I’m reading Bigfoot in Maine, by Maine author Michelle Souliere. I love monsters, and knowing these are local is so fun for me. It’s a well-written and fabulously researched book. World-renowned cryptozoologist, Loren Coleman, wrote the forward. I met him when I bought it, and he signed it for me!

I’ve always wondered why there aren’t many Sasquatch sightings in Maine. The state is more than 90% forested, with vast tracts of wilderness and lots of woodsy folks to witness the creatures, after all. We also have the highest black bear population in the eastern U.S., so if bigfoot is no more than legend and mistaken identity, you’d think we’d rival Appalachia in sightings. As it turns out, bigfoot has been spotted a lot more often in Maine than I thought. Including a few miles from my childhood home!

I was very skeptical of the Durham/Brunswick sightings before reading the detailed account provided by Souliere’s interview with one of the witnesses. Growing up only three miles from where the first sighting occurred, I spent most of the ’90s in the woods and fields in and around Durham. I rode my freestyle bike all over that town, including down the road where the sightings occurred. I never caught a hint of bigfoot. Don’t get me wrong, the area has its rural, spooky weirdness (how could it not when Stephen King grew up there?), but it isn’t the Maine wilderness you find so much of to the north. It didn’t feel like Sasquatch country. Granted, I pedaled those roads twenty years after the sightings. Things change. That area has sure as hells changed a lot since they were my stomping grounds. Then again, it wouldn’t surprise me to hear if the region was more forested in the ’90s than in the ’70s. In the ’70s, many more farms were probably hanging on and fewer fields had had the decades to grow back into forests. 

But regardless of how bigfoot-y the habitat, I’m intrigued by the accounts. Having seen something unexplained myself as a kid, I believe people when they say the same. I can picture myself riding ahead on that road, stopping to straddle my bike, waiting for a friend or sibling to catch up, then glancing into the woods. I wish I had known about these sightings as a kid. You can bet I’d have been looking for bigfoot! 

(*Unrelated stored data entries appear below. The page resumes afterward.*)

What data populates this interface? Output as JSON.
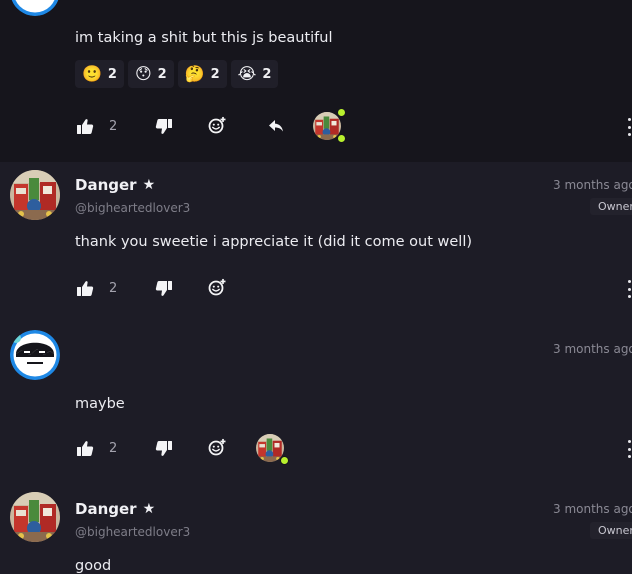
{
  "comments": [
    {
      "text": "im taking a shit but this js beautiful",
      "reactions": [
        {
          "emoji": "🙂",
          "count": "2"
        },
        {
          "emoji": "😯",
          "count": "2"
        },
        {
          "emoji": "🤔",
          "count": "2"
        },
        {
          "emoji": "😭",
          "count": "2"
        }
      ],
      "likes": "2"
    },
    {
      "name": "Danger",
      "star": "★",
      "handle": "@bigheartedlover3",
      "time": "3 months ago",
      "badge": "Owner",
      "text": "thank you sweetie i appreciate it (did it come out well)",
      "likes": "2"
    },
    {
      "time": "3 months ago",
      "text": "maybe",
      "likes": "2"
    },
    {
      "name": "Danger",
      "star": "★",
      "handle": "@bigheartedlover3",
      "time": "3 months ago",
      "badge": "Owner",
      "text": "good"
    }
  ],
  "icons": {
    "like": "thumbs-up-icon",
    "dislike": "thumbs-down-icon",
    "react": "add-reaction-icon",
    "reply": "reply-arrow-icon",
    "more": "more-vertical-icon"
  },
  "colors": {
    "background": "#1d1c26",
    "highlight_row": "#16151c",
    "online": "#b8f02d",
    "avatar_ring": "#1e88e5"
  }
}
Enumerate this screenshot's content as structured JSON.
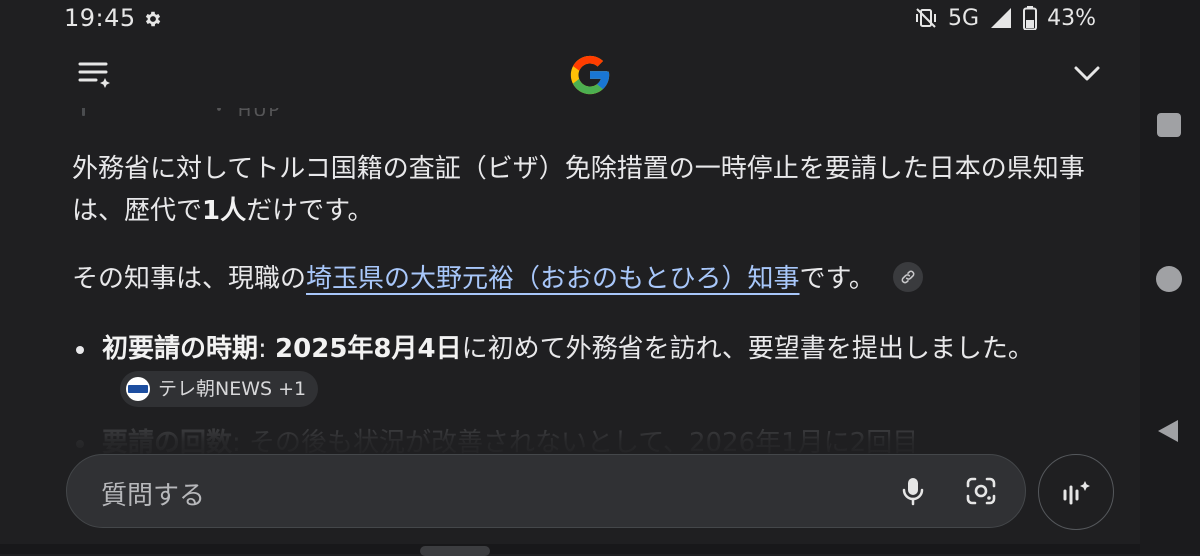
{
  "status_bar": {
    "time": "19:45",
    "network": "5G",
    "battery": "43%",
    "icons": [
      "settings-icon",
      "vibrate-muted-icon",
      "signal-icon",
      "battery-icon"
    ]
  },
  "header": {
    "menu_icon": "history-menu-icon",
    "logo": "google-g-logo",
    "collapse_icon": "chevron-down-icon"
  },
  "answer": {
    "cut_text": "・ HUP",
    "paragraph1": {
      "part1": "外務省に対してトルコ国籍の査証（ビザ）免除措置の一時停止を要請した日本の県知事は、歴代で",
      "bold": "1人",
      "part2": "だけです。"
    },
    "paragraph2": {
      "prefix": "その知事は、現職の",
      "link": "埼玉県の大野元裕（おおのもとひろ）知事",
      "suffix": "です。",
      "link_icon": "link-icon"
    },
    "bullets": [
      {
        "label": "初要請の時期",
        "colon": ": ",
        "bold_value": "2025年8月4日",
        "text": "に初めて外務省を訪れ、要望書を提出しました。",
        "source_label": "テレ朝NEWS +1"
      },
      {
        "label": "要請の回数",
        "colon": ": ",
        "text": "その後も状況が改善されないとして、2026年1月に2回目"
      }
    ]
  },
  "input": {
    "placeholder": "質問する",
    "mic_icon": "mic-icon",
    "lens_icon": "lens-camera-icon",
    "live_icon": "live-sparkle-icon"
  },
  "colors": {
    "background": "#1f1f21",
    "text": "#e8e8ea",
    "link": "#a8c7fa",
    "input_bg": "#303134"
  }
}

Hilariously, one of my brothers, our friend from up the road, and I perpetrated a bigfoot hoax as young teens. We were upset that the farm across the street had been shut down and subdivided to make way for the construction of extravagant homes. What better way to protest than to create a monster to scare people off? We wrapped my friend in trash bags in the woods and tried to take a blurry picture. Now I can’t help imagining a real-life creature in those woods, watching as we took pictures and wondering what those mangy monkeys were up to.

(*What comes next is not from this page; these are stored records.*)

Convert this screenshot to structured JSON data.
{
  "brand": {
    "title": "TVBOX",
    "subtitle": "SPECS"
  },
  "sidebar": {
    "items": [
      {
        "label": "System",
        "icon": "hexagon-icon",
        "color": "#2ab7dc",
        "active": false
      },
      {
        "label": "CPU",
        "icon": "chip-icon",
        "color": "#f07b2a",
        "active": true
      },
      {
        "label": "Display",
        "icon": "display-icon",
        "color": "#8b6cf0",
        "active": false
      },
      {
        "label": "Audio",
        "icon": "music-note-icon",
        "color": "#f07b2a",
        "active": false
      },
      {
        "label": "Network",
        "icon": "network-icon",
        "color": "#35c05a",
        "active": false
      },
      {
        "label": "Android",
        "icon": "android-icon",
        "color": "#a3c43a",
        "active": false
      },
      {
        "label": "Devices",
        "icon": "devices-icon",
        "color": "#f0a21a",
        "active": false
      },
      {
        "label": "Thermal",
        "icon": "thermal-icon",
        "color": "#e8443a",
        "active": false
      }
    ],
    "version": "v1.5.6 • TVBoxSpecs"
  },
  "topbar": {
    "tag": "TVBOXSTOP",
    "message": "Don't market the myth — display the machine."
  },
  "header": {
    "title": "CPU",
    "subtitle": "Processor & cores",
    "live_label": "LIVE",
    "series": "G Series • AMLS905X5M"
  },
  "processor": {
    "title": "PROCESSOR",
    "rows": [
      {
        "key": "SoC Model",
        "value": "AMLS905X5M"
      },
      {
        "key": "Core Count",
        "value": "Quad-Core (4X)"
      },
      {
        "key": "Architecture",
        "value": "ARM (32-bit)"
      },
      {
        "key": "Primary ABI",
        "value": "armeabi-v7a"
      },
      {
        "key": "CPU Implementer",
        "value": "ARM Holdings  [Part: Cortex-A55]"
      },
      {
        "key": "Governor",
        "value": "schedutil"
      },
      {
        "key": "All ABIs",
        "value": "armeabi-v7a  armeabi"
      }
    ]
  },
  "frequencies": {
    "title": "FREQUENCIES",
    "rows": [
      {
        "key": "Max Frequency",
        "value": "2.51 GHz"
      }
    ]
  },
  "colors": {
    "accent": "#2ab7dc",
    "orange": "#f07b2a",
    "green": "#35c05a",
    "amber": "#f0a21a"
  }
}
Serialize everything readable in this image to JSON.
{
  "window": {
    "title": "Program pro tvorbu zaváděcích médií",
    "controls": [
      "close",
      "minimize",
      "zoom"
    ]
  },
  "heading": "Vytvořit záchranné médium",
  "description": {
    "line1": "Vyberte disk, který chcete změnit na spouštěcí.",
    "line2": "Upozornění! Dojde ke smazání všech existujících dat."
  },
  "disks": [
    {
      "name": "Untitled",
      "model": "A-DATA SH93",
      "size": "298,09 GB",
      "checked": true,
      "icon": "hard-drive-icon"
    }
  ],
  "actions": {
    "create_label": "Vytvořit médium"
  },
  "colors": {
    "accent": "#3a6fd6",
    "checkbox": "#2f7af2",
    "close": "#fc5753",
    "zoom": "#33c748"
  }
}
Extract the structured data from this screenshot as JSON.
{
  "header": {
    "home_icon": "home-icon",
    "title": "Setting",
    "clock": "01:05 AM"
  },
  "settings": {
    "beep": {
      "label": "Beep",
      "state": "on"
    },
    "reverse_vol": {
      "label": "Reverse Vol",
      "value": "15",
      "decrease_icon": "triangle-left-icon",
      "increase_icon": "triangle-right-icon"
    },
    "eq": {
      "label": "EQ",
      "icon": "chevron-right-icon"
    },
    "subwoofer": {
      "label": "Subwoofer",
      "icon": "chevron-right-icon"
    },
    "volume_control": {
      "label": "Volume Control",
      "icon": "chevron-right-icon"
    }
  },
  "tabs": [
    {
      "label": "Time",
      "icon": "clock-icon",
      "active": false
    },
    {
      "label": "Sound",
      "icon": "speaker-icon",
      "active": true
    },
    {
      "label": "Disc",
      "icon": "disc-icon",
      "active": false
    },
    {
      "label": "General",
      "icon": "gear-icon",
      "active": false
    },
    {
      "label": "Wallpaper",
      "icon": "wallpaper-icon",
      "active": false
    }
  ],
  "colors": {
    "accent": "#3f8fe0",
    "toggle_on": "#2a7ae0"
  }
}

Short, trashy bigfoot on the Freeport-Durham line circa 2000.

The picture was, let’s say, less than convincing. I don’t think we showed it to anyone (until now!) or tried to spread our rumor of the short, shiny, dangerous beast, but we did name it. We called it Torborg—a name I’ve recycled. Torborg morphed from a hairy beast in Durham into a young, orcish man in Aven. For now, he lives only in unpublished works, but I’m sure you’ll meet him someday.

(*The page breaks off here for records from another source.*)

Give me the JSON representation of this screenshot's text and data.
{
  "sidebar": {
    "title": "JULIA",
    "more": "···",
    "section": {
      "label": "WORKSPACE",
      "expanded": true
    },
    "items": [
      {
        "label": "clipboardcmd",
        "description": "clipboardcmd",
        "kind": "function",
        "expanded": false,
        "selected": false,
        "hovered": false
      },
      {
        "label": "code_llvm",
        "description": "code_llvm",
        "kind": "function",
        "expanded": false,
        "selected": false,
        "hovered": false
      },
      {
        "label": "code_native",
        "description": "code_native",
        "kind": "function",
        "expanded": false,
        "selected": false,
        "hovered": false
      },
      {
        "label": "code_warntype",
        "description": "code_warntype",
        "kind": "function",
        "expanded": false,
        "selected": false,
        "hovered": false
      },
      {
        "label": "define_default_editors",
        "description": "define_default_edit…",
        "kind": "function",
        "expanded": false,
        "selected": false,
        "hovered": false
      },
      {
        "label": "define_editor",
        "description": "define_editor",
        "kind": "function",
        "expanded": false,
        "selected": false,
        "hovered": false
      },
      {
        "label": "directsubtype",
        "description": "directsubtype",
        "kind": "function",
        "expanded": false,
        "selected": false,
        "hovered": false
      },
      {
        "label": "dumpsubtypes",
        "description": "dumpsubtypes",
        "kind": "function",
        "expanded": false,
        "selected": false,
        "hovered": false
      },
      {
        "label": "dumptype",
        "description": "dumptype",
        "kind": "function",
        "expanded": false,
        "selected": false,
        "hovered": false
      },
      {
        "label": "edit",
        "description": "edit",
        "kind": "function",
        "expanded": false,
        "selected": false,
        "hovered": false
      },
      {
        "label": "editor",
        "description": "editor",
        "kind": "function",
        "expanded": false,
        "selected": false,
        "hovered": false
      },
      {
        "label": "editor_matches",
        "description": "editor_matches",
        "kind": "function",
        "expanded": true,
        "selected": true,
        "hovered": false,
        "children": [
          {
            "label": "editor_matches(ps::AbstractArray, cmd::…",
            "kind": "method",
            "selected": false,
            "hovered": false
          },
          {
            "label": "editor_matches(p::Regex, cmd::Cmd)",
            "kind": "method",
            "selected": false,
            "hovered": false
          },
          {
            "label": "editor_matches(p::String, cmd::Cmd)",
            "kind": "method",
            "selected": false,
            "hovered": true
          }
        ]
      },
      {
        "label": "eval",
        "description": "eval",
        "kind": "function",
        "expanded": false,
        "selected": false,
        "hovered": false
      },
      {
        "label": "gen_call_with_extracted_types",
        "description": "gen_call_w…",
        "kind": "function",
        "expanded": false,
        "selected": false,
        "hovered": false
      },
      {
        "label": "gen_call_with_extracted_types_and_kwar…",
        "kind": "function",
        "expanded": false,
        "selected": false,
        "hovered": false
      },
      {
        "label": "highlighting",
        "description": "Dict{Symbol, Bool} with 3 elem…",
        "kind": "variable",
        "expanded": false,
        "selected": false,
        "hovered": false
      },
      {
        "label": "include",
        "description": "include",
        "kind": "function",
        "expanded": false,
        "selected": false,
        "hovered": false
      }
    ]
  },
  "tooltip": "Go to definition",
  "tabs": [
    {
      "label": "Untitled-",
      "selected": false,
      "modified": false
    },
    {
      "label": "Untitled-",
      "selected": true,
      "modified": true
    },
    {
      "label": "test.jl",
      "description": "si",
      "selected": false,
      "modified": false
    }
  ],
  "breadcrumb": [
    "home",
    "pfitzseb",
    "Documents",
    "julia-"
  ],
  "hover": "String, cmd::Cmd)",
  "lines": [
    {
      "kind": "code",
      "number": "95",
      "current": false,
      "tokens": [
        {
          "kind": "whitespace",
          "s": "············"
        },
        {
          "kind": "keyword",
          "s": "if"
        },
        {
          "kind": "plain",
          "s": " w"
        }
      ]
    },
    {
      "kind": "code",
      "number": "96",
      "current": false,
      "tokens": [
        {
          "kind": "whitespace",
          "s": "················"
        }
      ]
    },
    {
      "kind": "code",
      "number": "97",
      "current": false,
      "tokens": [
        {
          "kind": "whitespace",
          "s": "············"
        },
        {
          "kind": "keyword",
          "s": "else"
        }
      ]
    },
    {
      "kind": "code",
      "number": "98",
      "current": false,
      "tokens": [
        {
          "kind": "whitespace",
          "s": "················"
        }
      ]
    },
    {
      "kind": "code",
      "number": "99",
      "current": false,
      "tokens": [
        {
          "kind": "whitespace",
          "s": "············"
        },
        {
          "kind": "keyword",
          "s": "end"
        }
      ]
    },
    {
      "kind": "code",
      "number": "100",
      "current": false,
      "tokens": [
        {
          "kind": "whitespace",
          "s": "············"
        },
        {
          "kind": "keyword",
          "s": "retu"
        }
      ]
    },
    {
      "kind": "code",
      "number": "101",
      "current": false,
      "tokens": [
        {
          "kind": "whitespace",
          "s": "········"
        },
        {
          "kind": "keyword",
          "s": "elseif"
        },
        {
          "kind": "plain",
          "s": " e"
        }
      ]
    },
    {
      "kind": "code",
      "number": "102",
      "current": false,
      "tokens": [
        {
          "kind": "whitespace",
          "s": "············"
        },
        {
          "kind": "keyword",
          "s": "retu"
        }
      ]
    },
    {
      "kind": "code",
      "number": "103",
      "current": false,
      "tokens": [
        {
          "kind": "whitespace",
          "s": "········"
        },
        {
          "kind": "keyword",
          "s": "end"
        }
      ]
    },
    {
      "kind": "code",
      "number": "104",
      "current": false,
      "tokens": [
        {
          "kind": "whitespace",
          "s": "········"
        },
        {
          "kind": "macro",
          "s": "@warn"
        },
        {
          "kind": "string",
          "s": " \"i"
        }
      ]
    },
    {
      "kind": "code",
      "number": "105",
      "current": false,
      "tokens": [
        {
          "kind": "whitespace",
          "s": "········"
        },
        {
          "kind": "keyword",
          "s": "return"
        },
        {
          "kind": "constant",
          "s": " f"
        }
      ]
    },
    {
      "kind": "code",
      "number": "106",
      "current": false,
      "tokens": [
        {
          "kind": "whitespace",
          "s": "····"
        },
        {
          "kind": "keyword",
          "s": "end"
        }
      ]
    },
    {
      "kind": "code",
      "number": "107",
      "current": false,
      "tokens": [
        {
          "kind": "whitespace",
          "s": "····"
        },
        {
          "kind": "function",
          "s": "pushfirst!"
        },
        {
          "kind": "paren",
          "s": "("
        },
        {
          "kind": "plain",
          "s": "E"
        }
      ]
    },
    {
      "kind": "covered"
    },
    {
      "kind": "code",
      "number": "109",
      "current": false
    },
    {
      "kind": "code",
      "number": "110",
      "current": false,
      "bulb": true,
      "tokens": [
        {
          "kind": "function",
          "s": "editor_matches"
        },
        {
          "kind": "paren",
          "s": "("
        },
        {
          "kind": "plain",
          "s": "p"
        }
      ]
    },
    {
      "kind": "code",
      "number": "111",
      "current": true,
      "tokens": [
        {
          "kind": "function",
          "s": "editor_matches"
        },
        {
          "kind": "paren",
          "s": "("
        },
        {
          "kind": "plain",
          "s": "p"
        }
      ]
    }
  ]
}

Another tie to bigfoot and Durham is my 7-year-old’s report from over the holidays. She stayed with my mom for a few days over her winter break and called one night to tell me she saw “him”. The kiddo spotted bigfoot walking down the road. Disturbingly, she also reported a big face watching her from the woods. I’m 97% sure she concocted both sightings to mess with me.

Personal ties and nostalgia aside, Bigfoot in Maine is an excellent read. Souliere’s historical bent, objectivity, and palpable respect for eyewitnesses set this work apart. I highly recommend it to Mainers, folks who want to visit the north woods, and anyone interested in bigfoot.